The Big Bang model describes the universe from its very first moments, almost 14 billion years ago, when it was extremely hot and dense. Since then, the universe has been expanding, becoming larger and colder.
Barely 400,000 years after the Big Bang, the universe became transparent and light rays were able to travel through space.

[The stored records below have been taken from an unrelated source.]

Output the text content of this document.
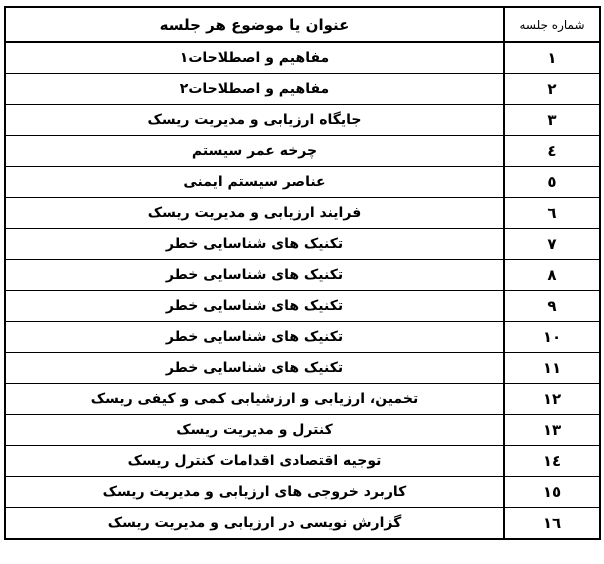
شماره جلسه	عنوان یا موضوع هر جلسه
۱	مفاهیم و اصطلاحات۱
۲	مفاهیم و اصطلاحات۲
۳	جایگاه ارزیابی و مدیریت ریسک
٤	چرخه عمر سیستم
٥	عناصر سیستم ایمنی
٦	فرایند ارزیابی و مدیریت ریسک
۷	تکنیک های شناسایی خطر
۸	تکنیک های شناسایی خطر
۹	تکنیک های شناسایی خطر
۱۰	تکنیک های شناسایی خطر
۱۱	تکنیک های شناسایی خطر
۱۲	تخمین، ارزیابی و ارزشیابی کمی و کیفی ریسک
۱۳	کنترل و مدیریت ریسک
۱٤	توجیه اقتصادی اقدامات کنترل ریسک
۱٥	کاربرد خروجی های ارزیابی و مدیریت ریسک
۱٦	گزارش نویسی در ارزیابی و مدیریت ریسک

Even today, this ancient radiation is all around us and, coded into it, many of the universe’s secrets are hiding.
Using his theoretical tools and calculations, Peebles was able to interpret these traces from the infancy of the universe and discover new physical processes.
His work showed that the matter known to us - such as stars, planets and ourselves - only make up 5 per cent, while the other 95 per cent are made up of “unknown dark matter and dark energy”.
“Although the theory is very thoroughly tested, we still must admit that the dark matter and dark energy are mysterious,” Peebles said.
The hunt for unknown planets
In October 1995, Mayor and Queloz announced the first discovery of a planet outside our solar system, an exoplanet, orbiting a solar-type star in our home galaxy, the Milky Way.
At the Haute-Provence Observatory in southern France, using custom-made instruments, they were able to see planet 51 Pegasi b, a gaseous ball comparable with the solar system’s biggest gas giant, Jupiter.
This discovery started a revolution in astronomy and more than 4,000 exoplanets have since been found in the Milky Way. Strange new worlds are still being discovered, with an incredible wealth of sizes, forms and orbits. They challenge our preconceived ideas about planetary systems and are forcing scientists to revise their theories of the physical processes behind the origins of planets, the jury said.
With numerous projects planned to start searching for exoplanets, we may eventually find an answer to the eternal question of whether other life is out there.
Mayor, 77, and Queloz, 53, are both professors at the University of Geneva. Queloz also works at the University of Cambridge.
The prize consists of a gold medal, a diploma and the sum of 9 million Swedish kronor (about $914,000).
The trio will receive the prize from King Carl XVI Gustaf in Stockholm on December 10, the anniversary of the 1896 death of scientist Alfred Nobel who created the prizes in his last will and testament.
In 2018, the honour went to Arthur Ashkin of the US, Gerard Mourou of France and Donna Strickland of the US for laser inventions used for advanced precision instruments in corrective eye surgery and in industry.